Statement of the Problem: The treatment of valve disease represents substantial health care costs, yet there are significant limitations in applying the currently available valve repair and replacement technologies to all patients needing treatment. Tissue engineered valves have the potential to improve the quality and range of treatment options for all patients. The essential function of valves is made possible by the arrangement of extracellular matrix (ECM) within the tissue, but these functional relationships have not been translated into the next generation of valve tissue engineering investigations. Aortic valves are notably anisotropic and their interconnected, layered structure provides valvular interstitial cells (VICs) with heterogeneous environments for substrate adhesion-driven signaling.

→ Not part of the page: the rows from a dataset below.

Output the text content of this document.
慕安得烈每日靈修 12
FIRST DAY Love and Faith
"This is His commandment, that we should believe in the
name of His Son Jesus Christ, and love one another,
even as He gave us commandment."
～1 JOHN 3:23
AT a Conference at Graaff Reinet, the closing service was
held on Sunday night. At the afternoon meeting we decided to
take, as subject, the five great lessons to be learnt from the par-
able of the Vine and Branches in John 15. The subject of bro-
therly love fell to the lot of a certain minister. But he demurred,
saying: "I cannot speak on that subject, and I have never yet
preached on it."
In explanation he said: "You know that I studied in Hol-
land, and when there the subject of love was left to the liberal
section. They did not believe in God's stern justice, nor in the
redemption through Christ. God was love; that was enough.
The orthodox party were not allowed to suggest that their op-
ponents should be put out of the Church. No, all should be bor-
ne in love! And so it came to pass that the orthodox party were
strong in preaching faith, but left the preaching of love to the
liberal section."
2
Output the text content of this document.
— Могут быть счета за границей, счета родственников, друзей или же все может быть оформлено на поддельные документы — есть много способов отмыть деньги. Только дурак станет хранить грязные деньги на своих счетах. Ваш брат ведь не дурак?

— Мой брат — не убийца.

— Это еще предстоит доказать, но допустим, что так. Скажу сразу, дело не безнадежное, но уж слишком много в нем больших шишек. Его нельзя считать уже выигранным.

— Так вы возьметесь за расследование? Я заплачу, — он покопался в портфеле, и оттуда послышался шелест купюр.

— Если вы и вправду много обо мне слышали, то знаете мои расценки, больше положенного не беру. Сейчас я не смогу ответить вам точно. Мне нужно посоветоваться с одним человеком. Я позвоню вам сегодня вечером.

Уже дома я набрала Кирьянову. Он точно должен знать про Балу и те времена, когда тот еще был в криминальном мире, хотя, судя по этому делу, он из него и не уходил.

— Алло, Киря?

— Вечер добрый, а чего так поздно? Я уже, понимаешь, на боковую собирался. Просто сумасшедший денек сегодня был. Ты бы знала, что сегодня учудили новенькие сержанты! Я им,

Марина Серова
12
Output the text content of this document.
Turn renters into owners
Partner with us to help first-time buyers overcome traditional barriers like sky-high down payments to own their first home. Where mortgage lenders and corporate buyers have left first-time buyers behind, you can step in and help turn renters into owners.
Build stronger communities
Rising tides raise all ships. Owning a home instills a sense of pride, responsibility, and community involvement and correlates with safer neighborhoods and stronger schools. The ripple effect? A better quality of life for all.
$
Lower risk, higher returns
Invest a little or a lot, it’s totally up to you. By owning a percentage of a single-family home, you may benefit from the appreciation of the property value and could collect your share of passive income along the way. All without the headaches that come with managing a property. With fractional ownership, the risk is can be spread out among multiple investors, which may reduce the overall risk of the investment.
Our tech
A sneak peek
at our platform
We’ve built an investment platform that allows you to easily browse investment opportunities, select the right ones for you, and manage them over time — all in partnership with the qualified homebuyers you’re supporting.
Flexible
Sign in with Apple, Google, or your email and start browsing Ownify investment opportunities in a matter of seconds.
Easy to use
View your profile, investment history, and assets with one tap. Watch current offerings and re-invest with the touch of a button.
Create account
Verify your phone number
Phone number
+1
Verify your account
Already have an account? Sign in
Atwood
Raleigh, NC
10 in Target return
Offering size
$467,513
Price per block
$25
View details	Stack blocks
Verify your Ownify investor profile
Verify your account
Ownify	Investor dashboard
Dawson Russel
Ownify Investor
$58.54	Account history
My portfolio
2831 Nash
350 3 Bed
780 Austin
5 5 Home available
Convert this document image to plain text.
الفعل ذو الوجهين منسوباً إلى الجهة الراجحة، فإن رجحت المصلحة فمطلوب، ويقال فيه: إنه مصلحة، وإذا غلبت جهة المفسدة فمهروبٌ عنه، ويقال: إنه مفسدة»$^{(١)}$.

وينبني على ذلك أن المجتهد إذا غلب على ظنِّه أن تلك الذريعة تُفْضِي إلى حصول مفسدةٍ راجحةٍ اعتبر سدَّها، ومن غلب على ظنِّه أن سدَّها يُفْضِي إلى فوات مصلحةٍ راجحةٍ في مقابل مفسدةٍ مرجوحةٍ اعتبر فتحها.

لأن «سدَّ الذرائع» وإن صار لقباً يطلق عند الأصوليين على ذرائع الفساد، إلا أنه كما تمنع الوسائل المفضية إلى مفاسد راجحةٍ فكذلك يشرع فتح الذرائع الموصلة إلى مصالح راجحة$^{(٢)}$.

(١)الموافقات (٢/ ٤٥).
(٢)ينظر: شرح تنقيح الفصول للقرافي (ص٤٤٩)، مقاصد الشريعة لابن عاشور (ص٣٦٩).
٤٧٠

Our research group is investigating these characteristics to incorporate them into hydrogel biomaterials. Methodology: Porcine aortic valves were characterized using immunohistochemistry, electron microscopy, and biochemical techniques to assess extracellular matrix composition across the valve microstructure. These characteristics were incorporated as patterns or layers within hydrogel scaffolds prepared from polyethylene glycol (PEG) or crosslinked hyaluronan. Findings: These in-depth investigations have provided new insights into of the layered structure of porcine aortic valves, which we are translating into hydrogel scaffold and combination hydrogel-electrospun mesh models of the valve. These laminate hydrogel scaffolds contain layers with different stiffness, much like the leaflet spongiosa, fibrosa, and ventricularis layers demonstrate unique material behavior. Conclusion & Significance: These investigations have demonstrated that the heterogeneous ECM composition of valves influences their mechanics and local valve cell behavior. This heterogeneity can be translated to scaffold materials for tissue engineered heart valves using patterning or other novel fabrication approaches. Laminate hydrogels can be fabricated with robust interfaces, integrating layers of different mechanical properties, as well as varied biofunctionalization, and thus forming the foundation for a multilaminate scaffold that more accurately represents native tissue.